1. Find the derivative of the function first, then there is.

y'=(2-x²)'2x

2. Find the slope at the passing point m(1,1), then there is.

k=y'(1,1)=-2×1=-2

3. Find the tangent equation of the group shouting at the point m(1,1), then the oblique equation of the root collapse field stronghold can be obtained.

y-1=-2(x-1)

y=-2(x-1)+1=-2x+3

Teach you an easy and fast way:

1.Find the distance from this point to the focal point (you can use the distance between two points formula, or you can use the distance to the alignment indirectly, in short, the computation of the first step can be negligible).

2.Find a point on the axis of symmetry of the parabola so that the distance from this point to the focal point is equal to the distance obtained in step 1 (there are two such points, take the point outside the parabola).

3.Find the straight line of the known point and the point you obtained in the second step, this straight line is the tangent you are looking for, the principle of this method actually uses the optical properties of the parabola, that is: through any point on the parabola a, the perpendicular line of the alignment, the perpendicular foot is b, connecting a and the focal point f, then the tangent of a is the bisector of the angle baf.

Use the derivative because the definition of the derivative is the slope of a point.

Set a certain point, first find the derivative of the parabola, and bring the abscissa of the point into the tangent slope, and use the point oblique formula.

High school mathematics, analytic geometry, finding tangent equations for parabolas, and thinking from a different perspective.

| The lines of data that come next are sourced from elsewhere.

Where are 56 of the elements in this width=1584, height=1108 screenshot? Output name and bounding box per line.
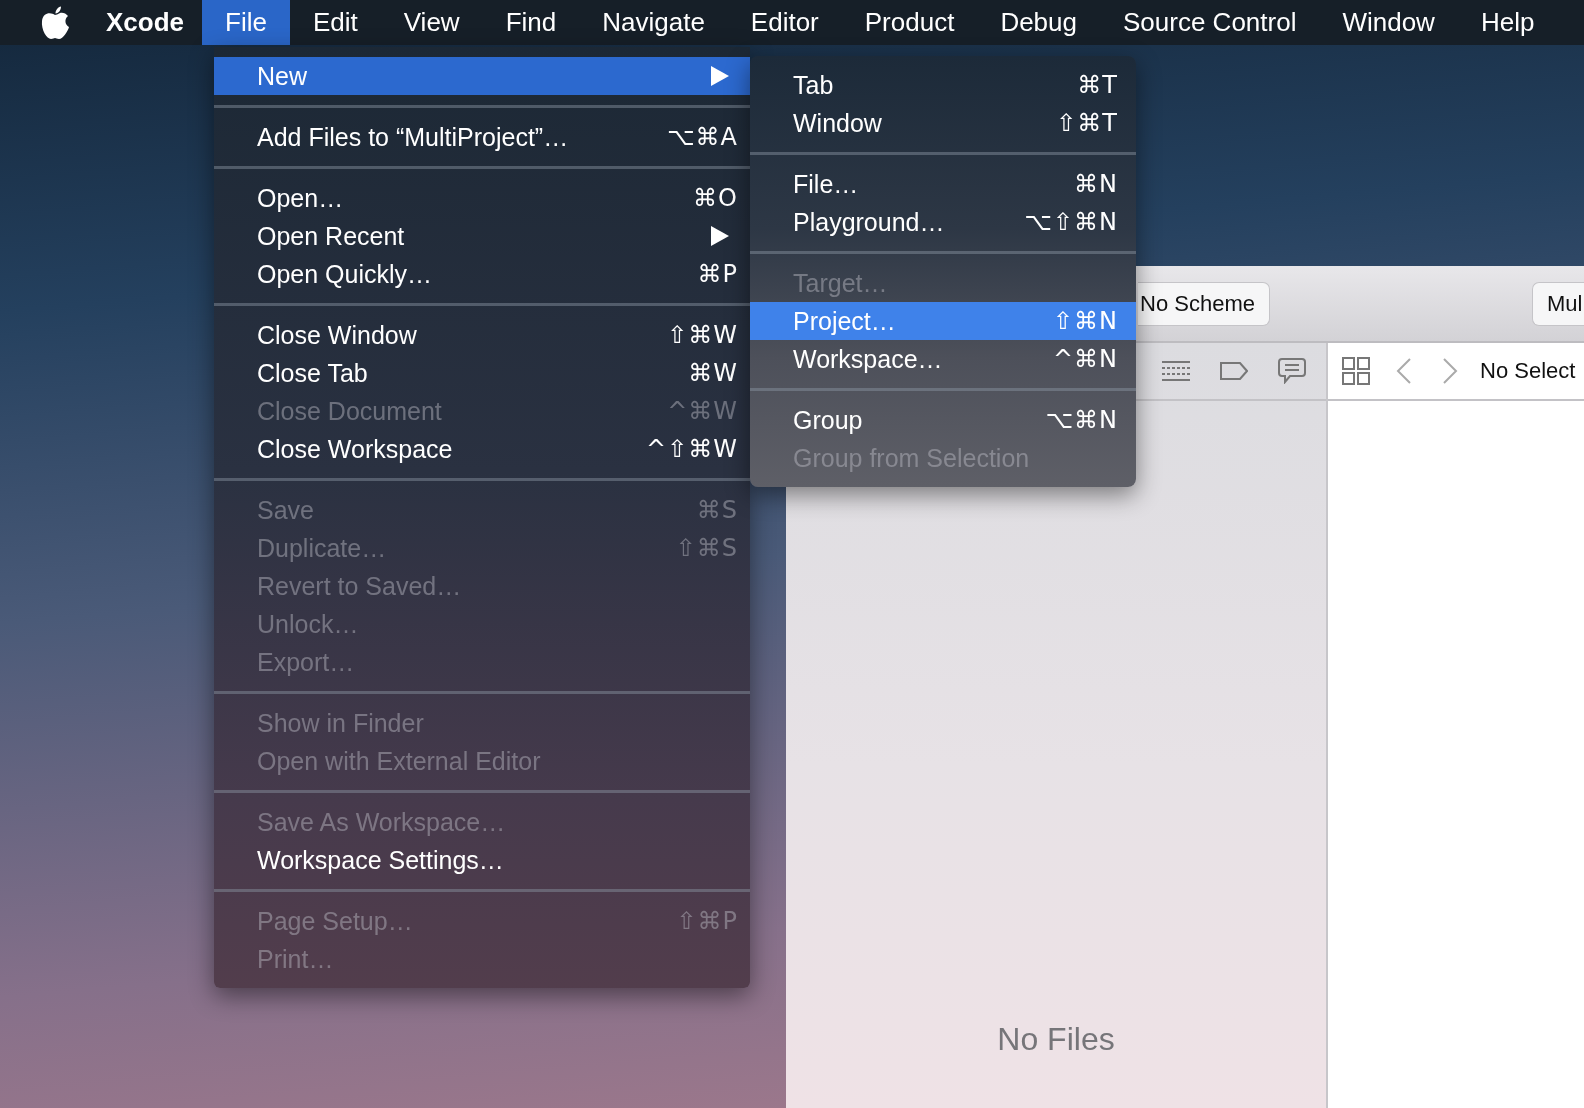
scheme-button[interactable]: No Scheme — [1138, 281, 1270, 326]
menu-bar-item[interactable]: View — [380, 0, 483, 45]
menu-item[interactable]: New — [214, 57, 750, 95]
empty-message: No Files — [997, 1021, 1115, 1058]
menu-bar-item[interactable]: Debug — [977, 0, 1100, 45]
keyboard-shortcut: ⇧⌘S — [675, 534, 738, 562]
keyboard-shortcut: ^⌘W — [667, 397, 738, 425]
list-icon[interactable] — [1162, 360, 1190, 382]
keyboard-shortcut: ⌥⇧⌘N — [1024, 208, 1118, 236]
keyboard-shortcut: ⇧⌘N — [1052, 307, 1118, 335]
keyboard-shortcut: ⇧⌘P — [676, 907, 738, 935]
destination-button[interactable]: Mul — [1531, 281, 1584, 326]
menu-item[interactable]: Open Quickly… ⌘P — [214, 255, 750, 293]
menu-item[interactable]: Close Window ⇧⌘W — [214, 316, 750, 354]
keyboard-shortcut: ^⇧⌘W — [646, 435, 738, 463]
menu-item[interactable]: Window ⇧⌘T — [750, 104, 1136, 142]
jump-bar-text: No Select — [1480, 358, 1576, 384]
menu-bar-item[interactable]: Edit — [289, 0, 381, 45]
back-icon[interactable] — [1396, 358, 1412, 384]
menu-bar-item[interactable]: Find — [482, 0, 580, 45]
keyboard-shortcut: ⌘O — [693, 184, 738, 212]
app-menu[interactable]: Xcode — [92, 0, 203, 45]
keyboard-shortcut: ^⌘N — [1052, 345, 1118, 373]
keyboard-shortcut: ⌘S — [696, 496, 738, 524]
menu-bar-item[interactable]: Help — [1457, 0, 1558, 45]
menu-bar-item[interactable]: Window — [1319, 0, 1458, 45]
menu-item[interactable]: Workspace Settings… — [214, 841, 750, 879]
keyboard-shortcut: ⌥⌘N — [1045, 406, 1118, 434]
menu-item[interactable]: Close Tab ⌘W — [214, 354, 750, 392]
menu-bar-item[interactable]: Navigate — [579, 0, 728, 45]
menu-item[interactable]: Tab ⌘T — [750, 66, 1136, 104]
forward-icon[interactable] — [1442, 358, 1458, 384]
keyboard-shortcut: ⌘T — [1077, 71, 1118, 99]
tag-icon[interactable] — [1220, 362, 1248, 380]
keyboard-shortcut: ⌥⌘A — [666, 123, 738, 151]
menu-item[interactable]: Add Files to “MultiProject”… ⌥⌘A — [214, 118, 750, 156]
menu-bar-item[interactable]: File — [202, 0, 290, 45]
menu-item[interactable]: Open Recent — [214, 217, 750, 255]
menu-item[interactable]: Group ⌥⌘N — [750, 401, 1136, 439]
menu-bar-item[interactable]: Editor — [727, 0, 842, 45]
menu-item[interactable]: Project… ⇧⌘N — [750, 302, 1136, 340]
grid-icon[interactable] — [1342, 357, 1370, 385]
apple-icon[interactable] — [40, 5, 70, 40]
menu-item[interactable]: File… ⌘N — [750, 165, 1136, 203]
comment-icon[interactable] — [1278, 358, 1306, 384]
menu-item[interactable]: Workspace… ^⌘N — [750, 340, 1136, 378]
keyboard-shortcut: ⌘P — [697, 260, 738, 288]
keyboard-shortcut: ⌘N — [1074, 170, 1118, 198]
menu-item[interactable]: Playground… ⌥⇧⌘N — [750, 203, 1136, 241]
menu-item[interactable]: Close Workspace ^⇧⌘W — [214, 430, 750, 468]
keyboard-shortcut: ⇧⌘T — [1056, 109, 1118, 137]
menu-bar-item[interactable]: Source Control — [1100, 0, 1320, 45]
keyboard-shortcut: ⇧⌘W — [667, 321, 738, 349]
keyboard-shortcut: ⌘W — [688, 359, 738, 387]
menu-item[interactable]: Open… ⌘O — [214, 179, 750, 217]
menu-bar-item[interactable]: Product — [841, 0, 978, 45]
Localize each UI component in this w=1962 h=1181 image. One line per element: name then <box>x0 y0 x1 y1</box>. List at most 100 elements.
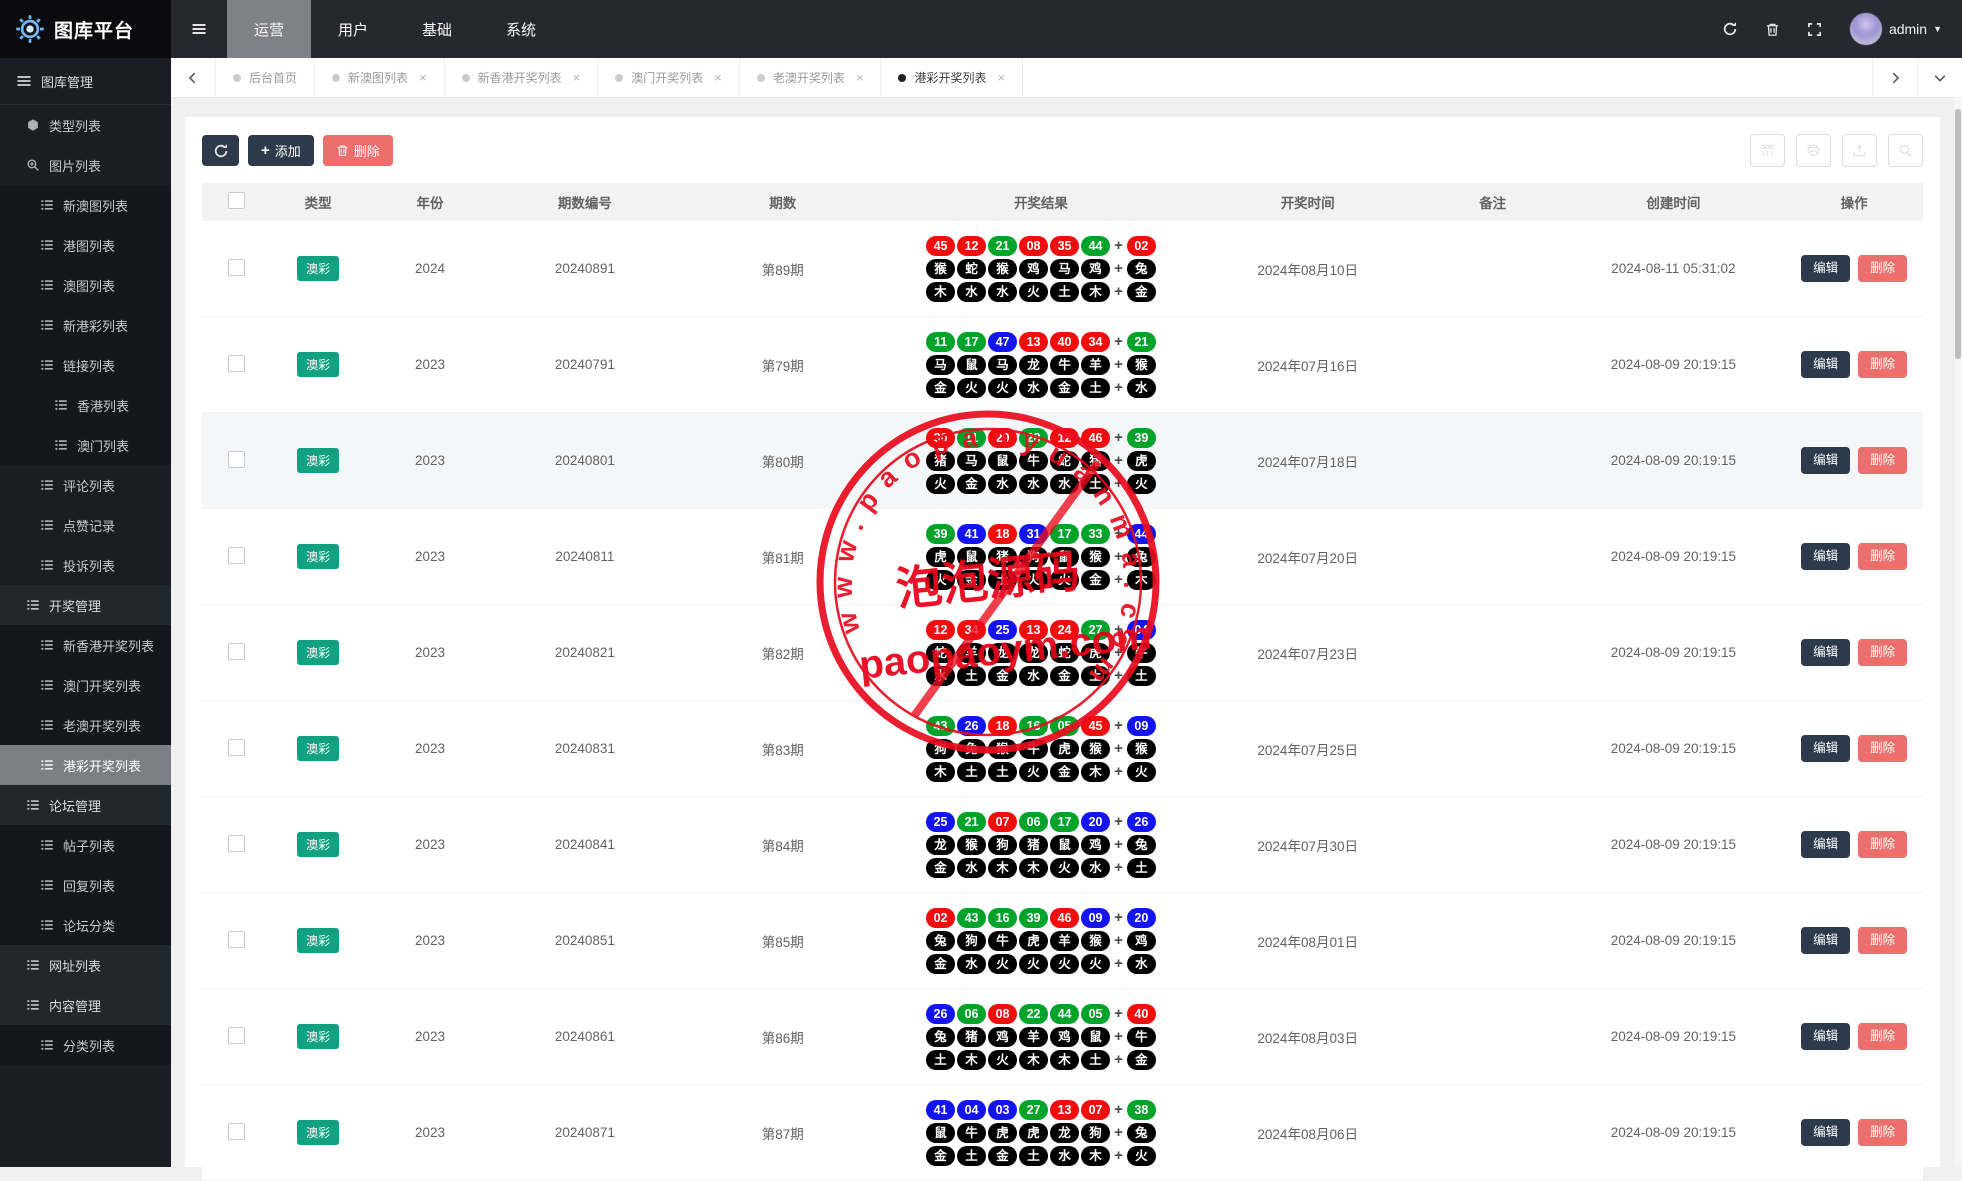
lottery-ball: 火 <box>1019 762 1048 782</box>
trash-icon[interactable] <box>1765 22 1780 37</box>
sidebar-item-澳图列表[interactable]: 澳图列表 <box>0 265 171 305</box>
sidebar-item-分类列表[interactable]: 分类列表 <box>0 1025 171 1065</box>
tabs-scroll-left-button[interactable] <box>171 58 216 97</box>
sidebar-item-网址列表[interactable]: 网址列表 <box>0 945 171 985</box>
scrollbar-thumb[interactable] <box>1955 109 1961 359</box>
edit-button[interactable]: 编辑 <box>1801 1119 1850 1146</box>
delete-button[interactable]: 删除 <box>1858 255 1907 282</box>
sidebar-item-论坛管理[interactable]: 论坛管理 <box>0 785 171 825</box>
nav-menu-item[interactable]: 运营 <box>227 0 311 58</box>
nav-menu-item[interactable]: 系统 <box>479 0 563 58</box>
column-header: 期数 <box>675 190 890 214</box>
tab-close-icon[interactable]: × <box>573 70 581 85</box>
sidebar-item-新香港开奖列表[interactable]: 新香港开奖列表 <box>0 625 171 665</box>
sidebar-collapse-button[interactable] <box>171 0 227 58</box>
tab[interactable]: 港彩开奖列表× <box>881 58 1023 97</box>
tabs-menu-button[interactable] <box>1917 58 1962 97</box>
tab-close-icon[interactable]: × <box>997 70 1005 85</box>
print-button[interactable] <box>1796 134 1831 167</box>
sidebar-item-投诉列表[interactable]: 投诉列表 <box>0 545 171 585</box>
actions-cell: 编辑删除 <box>1785 925 1923 956</box>
checkbox-cell <box>202 929 271 953</box>
delete-button[interactable]: 删除 <box>1858 1119 1907 1146</box>
search-button[interactable] <box>1888 134 1923 167</box>
refresh-table-button[interactable] <box>202 135 239 166</box>
fullscreen-icon[interactable] <box>1807 22 1822 37</box>
sidebar-item-澳门列表[interactable]: 澳门列表 <box>0 425 171 465</box>
tab[interactable]: 老澳开奖列表× <box>740 58 882 97</box>
sidebar-item-评论列表[interactable]: 评论列表 <box>0 465 171 505</box>
edit-button[interactable]: 编辑 <box>1801 735 1850 762</box>
lottery-ball: 46 <box>1081 428 1110 448</box>
sidebar-item-港彩开奖列表[interactable]: 港彩开奖列表 <box>0 745 171 785</box>
delete-button[interactable]: 删除 <box>1858 1023 1907 1050</box>
refresh-icon[interactable] <box>1722 21 1738 37</box>
edit-button[interactable]: 编辑 <box>1801 255 1850 282</box>
columns-button[interactable] <box>1750 134 1785 167</box>
nav-menu-item[interactable]: 用户 <box>311 0 395 58</box>
result-line: 123425132427+04 <box>894 620 1187 640</box>
sidebar-item-论坛分类[interactable]: 论坛分类 <box>0 905 171 945</box>
delete-button[interactable]: 删除 <box>1858 735 1907 762</box>
row-checkbox[interactable] <box>228 931 245 948</box>
row-checkbox[interactable] <box>228 1027 245 1044</box>
row-checkbox[interactable] <box>228 451 245 468</box>
row-checkbox[interactable] <box>228 643 245 660</box>
delete-button[interactable]: 删除 <box>1858 639 1907 666</box>
row-checkbox[interactable] <box>228 355 245 372</box>
edit-button[interactable]: 编辑 <box>1801 927 1850 954</box>
user-menu[interactable]: admin ▼ <box>1849 12 1942 46</box>
sidebar-item-链接列表[interactable]: 链接列表 <box>0 345 171 385</box>
row-checkbox[interactable] <box>228 547 245 564</box>
nav-menu-item[interactable]: 基础 <box>395 0 479 58</box>
sidebar-item-老澳开奖列表[interactable]: 老澳开奖列表 <box>0 705 171 745</box>
sidebar-item-类型列表[interactable]: 类型列表 <box>0 105 171 145</box>
page-scrollbar[interactable] <box>1953 97 1962 1167</box>
edit-button[interactable]: 编辑 <box>1801 639 1850 666</box>
sidebar-item-澳门开奖列表[interactable]: 澳门开奖列表 <box>0 665 171 705</box>
tab[interactable]: 新香港开奖列表× <box>445 58 599 97</box>
sidebar-item-图库管理[interactable]: 图库管理 <box>0 58 171 105</box>
edit-button[interactable]: 编辑 <box>1801 1023 1850 1050</box>
tab-close-icon[interactable]: × <box>419 70 427 85</box>
sidebar-item-香港列表[interactable]: 香港列表 <box>0 385 171 425</box>
lottery-ball: 猴 <box>988 259 1017 279</box>
avatar[interactable] <box>1849 12 1883 46</box>
sidebar-item-港图列表[interactable]: 港图列表 <box>0 225 171 265</box>
delete-button[interactable]: 删除 <box>1858 543 1907 570</box>
export-button[interactable] <box>1842 134 1877 167</box>
delete-button[interactable]: 删除 <box>1858 831 1907 858</box>
edit-button[interactable]: 编辑 <box>1801 831 1850 858</box>
tab[interactable]: 后台首页 <box>216 58 315 97</box>
row-checkbox[interactable] <box>228 1123 245 1140</box>
delete-button[interactable]: 删除 <box>1858 351 1907 378</box>
sidebar-item-开奖管理[interactable]: 开奖管理 <box>0 585 171 625</box>
batch-delete-button[interactable]: 删除 <box>323 135 393 166</box>
type-badge: 澳彩 <box>297 640 339 665</box>
sidebar-item-内容管理[interactable]: 内容管理 <box>0 985 171 1025</box>
sidebar-item-新澳图列表[interactable]: 新澳图列表 <box>0 185 171 225</box>
edit-button[interactable]: 编辑 <box>1801 447 1850 474</box>
row-checkbox[interactable] <box>228 739 245 756</box>
actions-cell: 编辑删除 <box>1785 253 1923 284</box>
delete-button[interactable]: 删除 <box>1858 447 1907 474</box>
sidebar-item-图片列表[interactable]: 图片列表 <box>0 145 171 185</box>
row-checkbox[interactable] <box>228 259 245 276</box>
tabs-scroll-right-button[interactable] <box>1872 58 1917 97</box>
sidebar-item-新港彩列表[interactable]: 新港彩列表 <box>0 305 171 345</box>
tab[interactable]: 澳门开奖列表× <box>598 58 740 97</box>
delete-button[interactable]: 删除 <box>1858 927 1907 954</box>
sidebar-item-点赞记录[interactable]: 点赞记录 <box>0 505 171 545</box>
lottery-ball: 06 <box>957 1004 986 1024</box>
add-button[interactable]: + 添加 <box>248 135 314 166</box>
edit-button[interactable]: 编辑 <box>1801 351 1850 378</box>
tab-close-icon[interactable]: × <box>714 70 722 85</box>
edit-button[interactable]: 编辑 <box>1801 543 1850 570</box>
select-all-checkbox[interactable] <box>228 192 245 209</box>
tab[interactable]: 新澳图列表× <box>315 58 445 97</box>
tab-close-icon[interactable]: × <box>856 70 864 85</box>
result-line: 金水火火火火+水 <box>894 954 1187 974</box>
sidebar-item-回复列表[interactable]: 回复列表 <box>0 865 171 905</box>
sidebar-item-帖子列表[interactable]: 帖子列表 <box>0 825 171 865</box>
row-checkbox[interactable] <box>228 835 245 852</box>
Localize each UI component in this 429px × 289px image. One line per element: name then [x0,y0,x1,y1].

If you have learned to derive, it is simple.

For example, y=ax +bx+c,y'=2ax+b

The tangent of the crossing point (p,q) is y=(2ap+b)(x-p)+qIf you have not learned to find the derivative, then let the tangent of the crossing point (p,q) be y=k(x-p)+q and substitute it into the parabolic equation to obtain the one-dimensional quadratic equation about x, so that the discriminant formula =0, and kThat is, the tangent is obtained.